Je me dépêche de me préparer en essayant d’éviter de ruminer sur les deux entretiens que je viens d’avoir et file aussi rapidement que possible vers le café pour y retrouver Livia et espérer passer quelques instants avec elle avant qu’elle ne parte. Je crois que j’ai besoin de ça pour redescendre car entre la jeune qui ne va rien faire pour moi à part me contrôler et le directeur qui va tout faire pour se débarrasser de moi, je suis passablement énervé. Je ressens le même type de rage qu’après le décès de mes parents, quand je faisais plein d’efforts pour réussir à l’école et que la vie est venue tout foutre en l’air. Enfin, la vie, c’est plutôt la mort qui a tout ravagé sur son chemin.

Quand j'arrive au café, je suis déçu de constater que Livia a déjà quitté le comptoir et qu'elle est prête à partir. Ce n'est pas ma journée, on dirait. Elle me sourit néanmoins à mon arrivée et vient me faire la bise, nouvelle habitude qu'elle a pris récemment et qui me fait plus plaisir que ça n'en devrait de la part d'une simple collègue.

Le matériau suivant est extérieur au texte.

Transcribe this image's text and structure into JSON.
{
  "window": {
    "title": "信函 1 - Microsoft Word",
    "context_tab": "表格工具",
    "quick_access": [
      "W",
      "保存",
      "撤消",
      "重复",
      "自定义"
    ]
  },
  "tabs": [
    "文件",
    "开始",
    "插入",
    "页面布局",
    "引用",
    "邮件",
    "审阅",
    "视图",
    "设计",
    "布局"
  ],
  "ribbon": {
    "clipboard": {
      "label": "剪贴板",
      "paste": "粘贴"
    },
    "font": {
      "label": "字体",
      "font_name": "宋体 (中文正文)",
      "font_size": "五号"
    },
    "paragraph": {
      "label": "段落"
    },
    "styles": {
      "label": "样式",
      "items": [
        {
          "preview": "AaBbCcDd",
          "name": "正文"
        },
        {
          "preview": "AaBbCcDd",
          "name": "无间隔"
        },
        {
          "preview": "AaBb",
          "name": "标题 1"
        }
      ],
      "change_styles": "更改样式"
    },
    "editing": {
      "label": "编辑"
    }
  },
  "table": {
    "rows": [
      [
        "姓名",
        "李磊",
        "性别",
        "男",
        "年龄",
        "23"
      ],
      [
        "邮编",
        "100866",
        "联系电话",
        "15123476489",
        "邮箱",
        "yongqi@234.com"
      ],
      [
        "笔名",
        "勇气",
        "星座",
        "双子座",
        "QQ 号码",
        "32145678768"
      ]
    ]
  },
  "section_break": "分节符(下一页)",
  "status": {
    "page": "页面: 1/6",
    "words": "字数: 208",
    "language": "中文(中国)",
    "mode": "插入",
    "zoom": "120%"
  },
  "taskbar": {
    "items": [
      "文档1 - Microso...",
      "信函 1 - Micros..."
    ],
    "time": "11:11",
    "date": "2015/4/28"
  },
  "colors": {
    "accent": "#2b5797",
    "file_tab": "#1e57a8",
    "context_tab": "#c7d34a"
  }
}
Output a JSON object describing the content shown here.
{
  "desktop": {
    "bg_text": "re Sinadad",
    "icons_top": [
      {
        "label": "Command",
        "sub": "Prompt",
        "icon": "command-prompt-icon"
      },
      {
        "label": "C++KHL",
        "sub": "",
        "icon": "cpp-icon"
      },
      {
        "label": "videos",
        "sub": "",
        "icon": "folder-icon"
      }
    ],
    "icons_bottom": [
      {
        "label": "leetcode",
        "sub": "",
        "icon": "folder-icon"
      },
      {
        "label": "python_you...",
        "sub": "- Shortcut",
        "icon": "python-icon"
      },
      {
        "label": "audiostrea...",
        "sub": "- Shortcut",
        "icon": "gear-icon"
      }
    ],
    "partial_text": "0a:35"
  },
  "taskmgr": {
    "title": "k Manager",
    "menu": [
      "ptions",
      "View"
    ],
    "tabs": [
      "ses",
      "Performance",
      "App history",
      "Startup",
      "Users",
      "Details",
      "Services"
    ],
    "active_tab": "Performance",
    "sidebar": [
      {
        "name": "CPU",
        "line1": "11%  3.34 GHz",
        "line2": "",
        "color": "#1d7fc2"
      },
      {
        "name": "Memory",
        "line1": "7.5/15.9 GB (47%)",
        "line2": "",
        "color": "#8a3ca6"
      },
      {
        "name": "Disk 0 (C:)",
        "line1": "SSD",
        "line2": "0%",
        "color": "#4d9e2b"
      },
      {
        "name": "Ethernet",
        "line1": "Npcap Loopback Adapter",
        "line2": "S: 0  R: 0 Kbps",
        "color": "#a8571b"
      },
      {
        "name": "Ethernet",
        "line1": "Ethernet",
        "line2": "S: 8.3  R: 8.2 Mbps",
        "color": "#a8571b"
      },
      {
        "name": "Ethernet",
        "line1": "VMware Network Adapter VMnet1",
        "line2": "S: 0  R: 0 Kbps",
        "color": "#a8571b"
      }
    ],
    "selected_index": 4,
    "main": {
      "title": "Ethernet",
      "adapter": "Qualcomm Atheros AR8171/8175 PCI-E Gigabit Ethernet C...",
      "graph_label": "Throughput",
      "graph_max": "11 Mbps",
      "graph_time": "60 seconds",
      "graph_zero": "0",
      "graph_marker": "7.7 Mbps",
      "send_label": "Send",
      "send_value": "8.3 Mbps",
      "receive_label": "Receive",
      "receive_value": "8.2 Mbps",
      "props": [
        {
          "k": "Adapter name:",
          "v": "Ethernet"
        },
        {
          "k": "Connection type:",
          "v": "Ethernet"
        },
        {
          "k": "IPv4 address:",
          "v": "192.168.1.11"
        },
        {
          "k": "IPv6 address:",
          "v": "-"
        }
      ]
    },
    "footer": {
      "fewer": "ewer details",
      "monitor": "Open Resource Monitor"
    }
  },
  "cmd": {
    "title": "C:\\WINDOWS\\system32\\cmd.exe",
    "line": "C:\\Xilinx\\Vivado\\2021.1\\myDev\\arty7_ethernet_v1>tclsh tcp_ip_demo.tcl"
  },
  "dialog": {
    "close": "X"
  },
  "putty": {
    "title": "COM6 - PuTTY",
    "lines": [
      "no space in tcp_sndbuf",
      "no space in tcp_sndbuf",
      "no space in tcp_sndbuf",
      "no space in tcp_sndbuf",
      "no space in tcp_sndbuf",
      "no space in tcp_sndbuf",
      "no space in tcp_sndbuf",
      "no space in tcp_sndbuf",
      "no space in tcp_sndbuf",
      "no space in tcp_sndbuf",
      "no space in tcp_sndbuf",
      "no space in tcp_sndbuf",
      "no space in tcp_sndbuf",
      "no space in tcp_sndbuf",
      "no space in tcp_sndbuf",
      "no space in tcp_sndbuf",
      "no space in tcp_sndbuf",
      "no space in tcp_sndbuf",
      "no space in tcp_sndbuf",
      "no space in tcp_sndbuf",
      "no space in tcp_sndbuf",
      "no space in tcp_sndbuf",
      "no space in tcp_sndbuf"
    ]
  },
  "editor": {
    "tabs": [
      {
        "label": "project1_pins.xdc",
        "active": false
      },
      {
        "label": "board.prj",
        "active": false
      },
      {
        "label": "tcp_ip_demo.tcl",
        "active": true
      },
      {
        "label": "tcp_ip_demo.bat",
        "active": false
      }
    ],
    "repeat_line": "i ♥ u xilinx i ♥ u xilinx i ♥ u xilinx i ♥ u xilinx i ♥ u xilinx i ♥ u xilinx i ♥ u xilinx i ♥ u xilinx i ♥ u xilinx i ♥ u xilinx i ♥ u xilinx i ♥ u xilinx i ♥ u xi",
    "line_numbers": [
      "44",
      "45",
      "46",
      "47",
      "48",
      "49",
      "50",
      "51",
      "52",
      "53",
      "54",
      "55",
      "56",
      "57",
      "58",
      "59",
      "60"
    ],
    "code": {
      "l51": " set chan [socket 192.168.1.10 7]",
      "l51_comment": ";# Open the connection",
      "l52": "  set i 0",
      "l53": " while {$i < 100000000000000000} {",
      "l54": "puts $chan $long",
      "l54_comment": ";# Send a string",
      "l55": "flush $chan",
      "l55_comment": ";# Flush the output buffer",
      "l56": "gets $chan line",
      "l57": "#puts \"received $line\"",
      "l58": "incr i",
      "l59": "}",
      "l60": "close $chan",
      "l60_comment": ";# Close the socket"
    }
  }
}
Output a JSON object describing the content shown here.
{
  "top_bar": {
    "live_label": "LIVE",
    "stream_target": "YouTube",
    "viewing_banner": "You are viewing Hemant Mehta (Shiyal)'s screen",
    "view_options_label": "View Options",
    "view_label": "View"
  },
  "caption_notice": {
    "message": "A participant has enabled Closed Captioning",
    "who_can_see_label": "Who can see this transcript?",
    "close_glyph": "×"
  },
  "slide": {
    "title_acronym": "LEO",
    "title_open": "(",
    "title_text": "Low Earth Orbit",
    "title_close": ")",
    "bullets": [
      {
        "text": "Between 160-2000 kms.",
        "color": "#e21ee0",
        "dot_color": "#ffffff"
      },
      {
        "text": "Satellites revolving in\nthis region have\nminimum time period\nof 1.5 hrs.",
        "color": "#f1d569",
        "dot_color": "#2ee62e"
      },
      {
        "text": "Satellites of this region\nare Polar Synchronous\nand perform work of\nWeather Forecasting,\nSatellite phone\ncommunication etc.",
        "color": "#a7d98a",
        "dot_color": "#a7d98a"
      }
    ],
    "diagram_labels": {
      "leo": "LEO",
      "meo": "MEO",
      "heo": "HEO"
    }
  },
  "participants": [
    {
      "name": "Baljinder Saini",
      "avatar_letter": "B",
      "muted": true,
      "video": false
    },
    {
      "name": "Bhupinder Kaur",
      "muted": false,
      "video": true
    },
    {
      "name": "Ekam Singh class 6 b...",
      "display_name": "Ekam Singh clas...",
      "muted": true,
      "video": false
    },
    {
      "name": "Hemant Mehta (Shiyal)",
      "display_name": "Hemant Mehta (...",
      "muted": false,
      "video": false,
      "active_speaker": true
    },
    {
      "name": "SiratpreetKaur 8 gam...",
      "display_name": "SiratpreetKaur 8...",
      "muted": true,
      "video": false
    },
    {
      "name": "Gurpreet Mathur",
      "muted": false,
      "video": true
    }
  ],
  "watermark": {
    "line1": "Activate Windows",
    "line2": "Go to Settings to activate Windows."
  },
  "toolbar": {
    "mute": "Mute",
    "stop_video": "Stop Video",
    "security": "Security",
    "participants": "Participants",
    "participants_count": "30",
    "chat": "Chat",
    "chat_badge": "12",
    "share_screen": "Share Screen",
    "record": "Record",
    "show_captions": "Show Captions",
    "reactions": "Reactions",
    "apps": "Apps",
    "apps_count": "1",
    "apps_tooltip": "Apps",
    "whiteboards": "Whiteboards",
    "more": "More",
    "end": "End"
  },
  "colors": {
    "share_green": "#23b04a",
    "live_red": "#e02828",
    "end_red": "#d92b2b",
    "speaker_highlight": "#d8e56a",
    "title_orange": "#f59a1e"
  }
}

— Bonjour Livia, tu pars déjà ?

— Il semblerait. Fallait pas m’abandonner aujourd’hui, si tu voulais tant que ça me voir, rit-elle.

Avec elle, depuis cette soirée où l'on s'est échangé ces textos un peu hots, je ne sais jamais sur quel pied danser. J'ai toujours l'impression qu'elle flirte un peu avec moi mais qu'elle n'est pas décidée à aller plus loin. De mon côté, même si elle ne m'offrait qu'une seule nuit en sa compagnie, je sais que je foncerais sans hésiter. Elle occupe tellement toutes mes pensées que j'en deviens presque fou.

— Je t’assure que j'aurais préféré passer la matinée avec toi…

— Ça va ? Tu m’as l’air tout… tendu... un souci ?

— J’ai juste besoin de me changer les idées. Au centre, ils me mettent la pression pour que je me trouve un logement tout en doutant de moi sur le fait que je vais récidiver… Tu comprends que ça m'agace…

— Un logement, avec ce que tu gagnes ? grimace-t-elle. Et bon courage pour les heures de queue dans les escaliers d’immeubles pourris en attendant de pouvoir visiter une cage à oiseaux… Ok… Je ne peux pas te changer les idées maintenant, vu que tu vas bosser, mais… avec Mathis, on va à la piscine, demain après-midi. Tu veux nous accompagner ?

— Demain ? La piscine ?

Je suis un peu perdu car j'ai tout de suite eu en tête l'image de son corps presque totalement dénudé et cela me fait perdre tous mes moyens. Et le pire, je crois, c'est qu'elle capte le regard plein d'envies que je porte sur elle en cherchant mes mots.

— Ouais, non, c’est peut-être une mauvaise idée, en fait. Ça a l’air de te dérouter, désolée, se moque-t-elle, un sourire aux lèvres.

— Non, du tout, m'empressé-je de répondre. C'est une bonne idée. Je passe te chercher ici ? J'irai acheter un maillot le matin…

— Heu… Je dois voir ta sœur et sa famille d’accueil après le boulot, pour le babysitting… On peut se retrouver après, directement à la piscine ? Et… niveau finances, ça le fait pour le maillot, ? Je… je n’ai pas pensé à ça en te proposant, désolée.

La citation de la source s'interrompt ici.